Each would have to be roomy enough to carry 400 vehicles. No electric ferries of that size exist. A hybrid ferry operating in Scandinavia, though, currently carries up to 460 vehicles.
Depending on the type of battery selected, it would take at least 10 minutes to charge the ferry either once every trip or every round trip. That could be done while vehicles are rolling on and off. Overall, including sailing time and boarding, the 4-mile trip is estimated to take 50 minutes.
The fare amount would depend on the service's popularity. If it runs at full capacity, travelers could expect to pay $37; if it runs at 25% capacity, the price tag soars to $150.
The service also would require more infrastructure on both sides of the shore, including new approach roads, docking facilities, fare collection stations and administration buildings. The channel would likely need to be dredged to accommodate the ferries. And there probably would be service disruptions because Port of Baltimore vessels would be given priority over passage, the report states.
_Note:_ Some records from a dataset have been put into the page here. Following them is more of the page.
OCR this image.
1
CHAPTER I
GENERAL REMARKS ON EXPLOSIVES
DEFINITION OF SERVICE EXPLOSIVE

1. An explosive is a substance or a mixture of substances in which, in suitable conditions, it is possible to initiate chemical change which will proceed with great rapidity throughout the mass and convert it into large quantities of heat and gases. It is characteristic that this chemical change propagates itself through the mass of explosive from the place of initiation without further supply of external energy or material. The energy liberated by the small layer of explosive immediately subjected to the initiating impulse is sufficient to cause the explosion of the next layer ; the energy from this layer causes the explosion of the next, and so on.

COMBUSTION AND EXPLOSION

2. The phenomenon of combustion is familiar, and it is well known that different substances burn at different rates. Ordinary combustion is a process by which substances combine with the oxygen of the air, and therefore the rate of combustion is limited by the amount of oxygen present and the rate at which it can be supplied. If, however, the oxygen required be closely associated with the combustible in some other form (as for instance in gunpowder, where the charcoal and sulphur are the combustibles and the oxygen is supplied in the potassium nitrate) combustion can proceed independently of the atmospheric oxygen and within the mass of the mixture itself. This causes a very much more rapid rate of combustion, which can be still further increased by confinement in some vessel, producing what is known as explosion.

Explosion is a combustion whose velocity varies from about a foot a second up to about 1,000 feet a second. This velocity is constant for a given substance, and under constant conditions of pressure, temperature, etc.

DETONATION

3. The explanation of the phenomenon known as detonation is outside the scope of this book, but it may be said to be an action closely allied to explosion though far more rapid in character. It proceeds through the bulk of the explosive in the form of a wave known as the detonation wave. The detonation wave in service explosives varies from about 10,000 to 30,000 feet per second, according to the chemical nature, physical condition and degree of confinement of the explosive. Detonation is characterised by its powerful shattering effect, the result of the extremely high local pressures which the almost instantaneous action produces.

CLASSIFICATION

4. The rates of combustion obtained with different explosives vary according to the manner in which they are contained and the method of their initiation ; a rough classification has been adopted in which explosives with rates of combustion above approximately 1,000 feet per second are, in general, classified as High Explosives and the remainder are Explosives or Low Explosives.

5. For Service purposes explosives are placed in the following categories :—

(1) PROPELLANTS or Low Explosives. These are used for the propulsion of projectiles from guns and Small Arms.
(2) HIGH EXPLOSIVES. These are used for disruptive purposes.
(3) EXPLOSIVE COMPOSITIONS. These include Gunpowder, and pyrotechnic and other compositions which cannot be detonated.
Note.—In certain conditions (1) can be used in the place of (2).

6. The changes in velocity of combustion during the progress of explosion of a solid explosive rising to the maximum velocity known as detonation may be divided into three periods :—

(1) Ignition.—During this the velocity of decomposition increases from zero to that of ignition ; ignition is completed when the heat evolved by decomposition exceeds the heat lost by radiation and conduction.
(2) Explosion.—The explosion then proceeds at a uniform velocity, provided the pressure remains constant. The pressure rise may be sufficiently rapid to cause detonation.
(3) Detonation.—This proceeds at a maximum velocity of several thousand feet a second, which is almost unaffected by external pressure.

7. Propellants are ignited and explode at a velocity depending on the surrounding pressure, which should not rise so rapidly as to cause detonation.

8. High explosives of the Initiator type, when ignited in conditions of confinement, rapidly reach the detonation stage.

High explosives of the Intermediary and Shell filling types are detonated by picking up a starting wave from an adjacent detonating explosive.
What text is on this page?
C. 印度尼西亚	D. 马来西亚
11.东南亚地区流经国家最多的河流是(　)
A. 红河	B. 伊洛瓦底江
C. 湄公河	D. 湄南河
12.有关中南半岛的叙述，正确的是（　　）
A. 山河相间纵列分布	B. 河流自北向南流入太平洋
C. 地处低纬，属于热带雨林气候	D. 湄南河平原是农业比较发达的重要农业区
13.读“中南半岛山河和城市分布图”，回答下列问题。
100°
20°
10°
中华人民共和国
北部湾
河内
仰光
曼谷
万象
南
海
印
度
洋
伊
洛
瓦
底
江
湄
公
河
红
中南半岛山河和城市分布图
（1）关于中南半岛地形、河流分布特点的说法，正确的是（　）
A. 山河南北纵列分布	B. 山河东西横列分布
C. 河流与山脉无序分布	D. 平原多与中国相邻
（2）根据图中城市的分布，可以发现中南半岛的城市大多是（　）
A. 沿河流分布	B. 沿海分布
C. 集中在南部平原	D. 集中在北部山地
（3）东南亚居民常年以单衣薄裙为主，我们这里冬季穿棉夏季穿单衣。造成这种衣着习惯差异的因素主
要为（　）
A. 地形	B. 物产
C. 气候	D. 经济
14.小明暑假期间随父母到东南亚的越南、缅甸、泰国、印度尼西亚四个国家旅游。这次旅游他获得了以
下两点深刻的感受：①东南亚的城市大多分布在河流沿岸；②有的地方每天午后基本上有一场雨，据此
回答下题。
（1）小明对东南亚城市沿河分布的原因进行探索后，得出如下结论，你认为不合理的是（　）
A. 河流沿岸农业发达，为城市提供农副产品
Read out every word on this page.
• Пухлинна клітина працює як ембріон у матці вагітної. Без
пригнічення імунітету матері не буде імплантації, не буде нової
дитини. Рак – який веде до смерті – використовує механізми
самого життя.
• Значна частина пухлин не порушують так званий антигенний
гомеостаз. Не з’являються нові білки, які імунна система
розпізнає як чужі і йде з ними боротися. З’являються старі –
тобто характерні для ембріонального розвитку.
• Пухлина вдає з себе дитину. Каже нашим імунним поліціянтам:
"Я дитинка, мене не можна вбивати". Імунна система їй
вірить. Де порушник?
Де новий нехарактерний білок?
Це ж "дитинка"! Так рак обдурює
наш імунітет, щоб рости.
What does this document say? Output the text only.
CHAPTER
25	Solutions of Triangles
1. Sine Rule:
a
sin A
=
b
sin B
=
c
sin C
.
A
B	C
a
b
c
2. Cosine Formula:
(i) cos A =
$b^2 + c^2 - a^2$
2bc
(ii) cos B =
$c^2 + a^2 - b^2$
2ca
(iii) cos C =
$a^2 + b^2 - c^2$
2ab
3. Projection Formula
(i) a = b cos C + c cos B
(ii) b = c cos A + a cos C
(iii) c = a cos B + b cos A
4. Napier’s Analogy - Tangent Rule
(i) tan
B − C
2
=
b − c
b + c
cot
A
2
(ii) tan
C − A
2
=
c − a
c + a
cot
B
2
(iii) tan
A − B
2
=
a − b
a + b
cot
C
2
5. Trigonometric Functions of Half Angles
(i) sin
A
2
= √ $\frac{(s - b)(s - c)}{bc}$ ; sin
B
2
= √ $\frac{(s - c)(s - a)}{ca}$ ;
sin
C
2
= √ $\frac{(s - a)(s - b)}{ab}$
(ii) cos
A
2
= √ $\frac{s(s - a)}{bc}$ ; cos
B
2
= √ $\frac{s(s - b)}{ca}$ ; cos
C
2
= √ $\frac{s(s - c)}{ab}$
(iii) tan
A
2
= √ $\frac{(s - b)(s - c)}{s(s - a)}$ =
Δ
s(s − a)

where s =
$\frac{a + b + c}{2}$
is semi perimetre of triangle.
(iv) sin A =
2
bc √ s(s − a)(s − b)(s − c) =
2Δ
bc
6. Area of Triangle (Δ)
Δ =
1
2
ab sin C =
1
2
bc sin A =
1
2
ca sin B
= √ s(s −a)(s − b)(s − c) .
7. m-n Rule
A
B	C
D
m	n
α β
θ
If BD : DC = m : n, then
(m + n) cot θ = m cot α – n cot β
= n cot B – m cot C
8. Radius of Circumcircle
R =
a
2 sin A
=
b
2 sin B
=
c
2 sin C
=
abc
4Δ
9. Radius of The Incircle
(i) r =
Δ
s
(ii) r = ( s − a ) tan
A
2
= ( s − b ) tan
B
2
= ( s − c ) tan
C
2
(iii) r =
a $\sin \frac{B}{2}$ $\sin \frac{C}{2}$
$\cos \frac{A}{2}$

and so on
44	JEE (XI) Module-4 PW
The Bay Bridge itself could serve as a barrier to the service's success, the transportation officials argue. As long as the structure stands, it will compete with the ferry for vehicles. Typically, ferries operate where no other options exist.
When considering all the costs, ranging from the $780 million for the ferries to compensation for the 45-person crew, the endeavor would cost about $3.4 billion over 40 years. In contrast, earlier reports have pegged the cost of a new Bay Bridge at up to $10 billion.
The transportation agencies ultimately rebuffed the ferry proposal, writing: "A MdTA-operated ferry service utilizing all-electric ferries is not a feasible alternative to a third crossing of the Chesapeake Bay. There are currently no existing all-electric vessels in operation that would provide the capacity needs identified above and the service would be cost prohibitive from the user and operator standpoints."
The MDOT and MdTA declined to elaborate on the contents of the report for this article. "We have been swamped with coronavirus prep and response," MDOT spokeswoman Erin Henson said.
Jim Campbell, vice president of the Queen Anne's Conservation Association, said he hopes the state keeps a ferry service on the table as part of an array of possible strategies to combat bridge traffic. His group worries that the construction of a third Bay Bridge will lead to more urban development on the Eastern Shore.
"That's just one arrow in the quiver at most," Campbell said of the ferry. The group has hired its own consulting firm to analyze the traffic problem, and it plans to publicly release the report later this year, he added.